Georgia ranks eighth nationally in consumer spending on outdoor recreation. According to the Outdoor Industry Association, outdoor recreation in the state supports 238,000 jobs and generates $1.8 billion in state and local tax revenue and $27.3 billion in spending.  

The Act is a unique solution that more effectively conserves valuable forestlands, reduces strain on county budgets, enhances economic activity, and allows greater public access to and enjoyment of one of Georgia’s most treasured places. Additionally, the sale of these isolated parcels puts this land back on county tax rolls and saves taxpayer money.

The bill is supported by many groups including The Nature Conservancy, The Conservation Fund, Georgia Conservancy, Georgia Wildlife Federation, Trout Unlimited and The Trust for Public Land. Eight counties have expressed their support for the legislation, including Walker County, Rabun County, Jones County, Habersham County, Stephens County, Chattooga County, Fannin County and Union County.

“Thanks to the leadership of Senator Perdue and Representative Collins, the passage of this Act is a conservation win for Georgia. The money generated from the sales of these small areas of land will be put towards buying more critical lands for conservation and recreation, a result that benefits all Georgians,” said Deron Davis, Executive Director of The Nature Conservancy in Georgia.  

“The passing of this Act is a historic moment for Georgia, and it will provide more opportunities for hunting, fishing, hiking and outdoor enjoyment,” said Andrew Schock, Georgia State Director for The Conservation Fund. “We thank U.S. Senators David Perdue and Johnny Isakson and U.S. Representative Doug Collins, along with many of Georgia’s U.S. Representatives who cosponsored the bill, for their commitment to enact a smart and sustainable solution for Georgia’s Chattahoochee-Oconee National Forests, both a natural treasure and a critical economic generator.”

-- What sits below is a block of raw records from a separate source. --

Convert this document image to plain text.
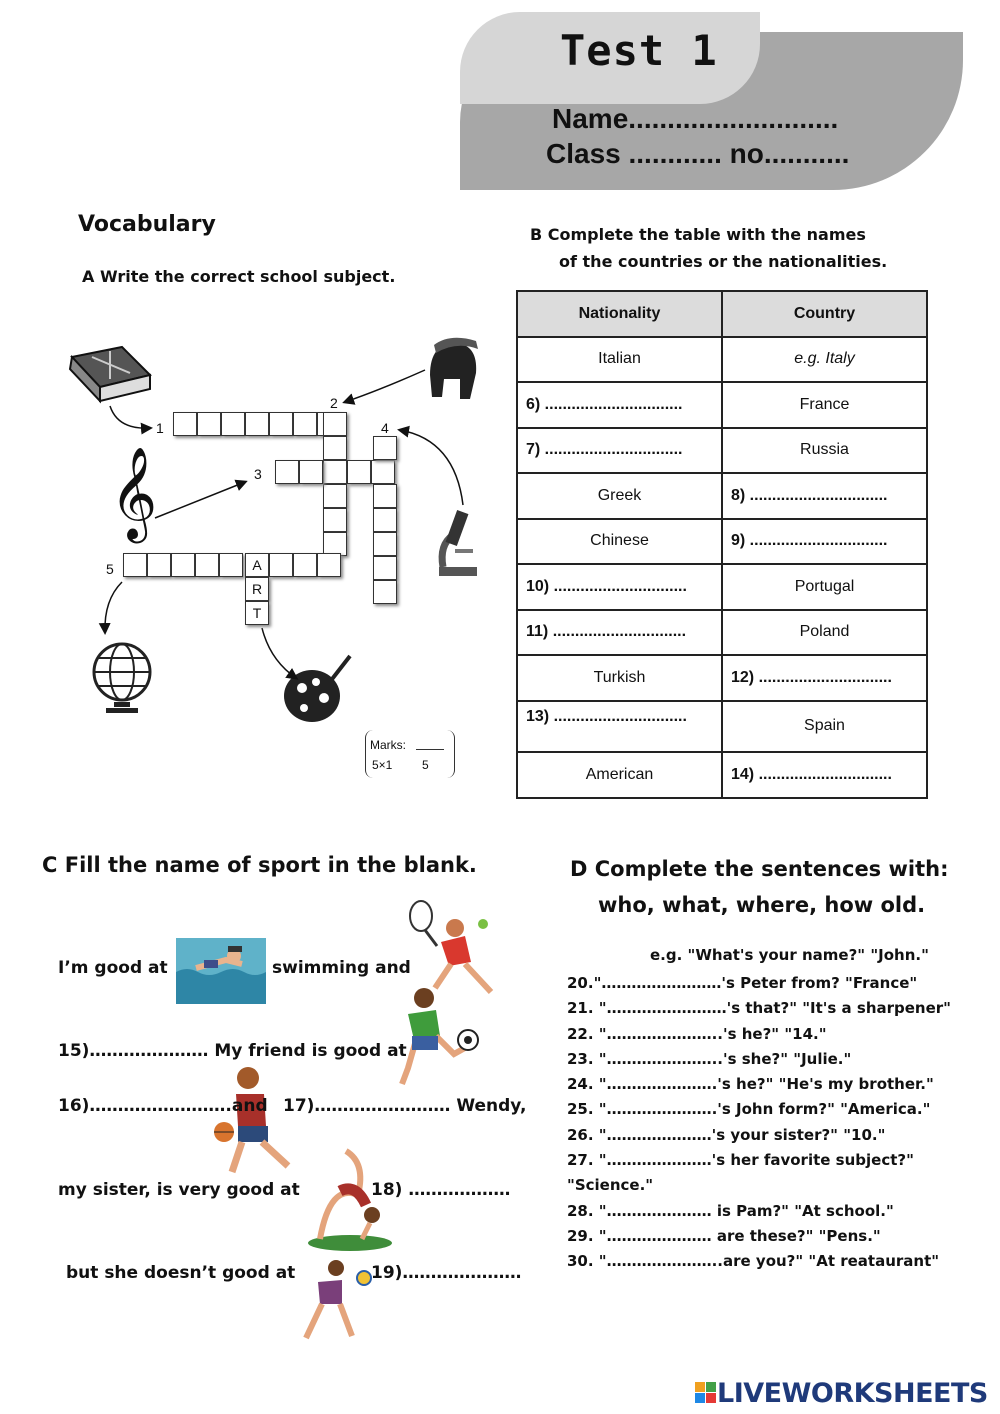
Test 1
Name...........................
Class ............ no...........
Vocabulary
A Write the correct school subject.
𝄞
1
2
3
4
5	A
R
T
Marks:
5×1 5
B Complete the table with the names
of the countries or the nationalities.
Nationality	Country
Italian	e.g. Italy
6) ...............................	France
7) ...............................	Russia
Greek	8) ...............................
Chinese	9) ...............................
10) ..............................	Portugal
11) ..............................	Poland
Turkish	12) ..............................
13) ..............................	Spain
American	14) ..............................
C Fill the name of sport in the blank.
I’m good at	swimming and
15)………………… My friend is good at
16)…………………….and 17)…………………… Wendy,
my sister, is very good at	18) ………………
but she doesn’t good at	19)…………………
D Complete the sentences with:
who, what, where, how old.
e.g. "What's your name?" "John."
20."……………………'s Peter from? "France"
21. "……………………'s that?" "It's a sharpener"
22. "…………………..'s he?" "14."
23. "…………………..'s she?" "Julie."
24. "………………….'s he?" "He's my brother."
25. "………………….'s John form?" "America."
26. "…………………'s your sister?" "10."
27. "…………………'s her favorite subject?" "Science."
28. "………………… is Pam?" "At school."
29. "………………… are these?" "Pens."
30. "…………………..are you?" "At reataurant"
LIVEWORKSHEETS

About The Nature Conservancy
The Nature Conservancy is a global organization working in almost 70 countries to protect lands and waters for future generations.  The Nature Conservancy has been in Georgia since the 1960’s conserving mountains and streams in the north, forests and rivers to the south and the marshes, beaches and islands of our coast.

About The Conservation Fund
At The Conservation Fund, we make conservation work for America. By creating solutions that make environmental and economic sense, we are redefining conservation to demonstrate its essential role in our future prosperity. Top-ranked for efficiency and effectiveness, we have worked in all 50 states to protect more than eight million acres of land since 1985.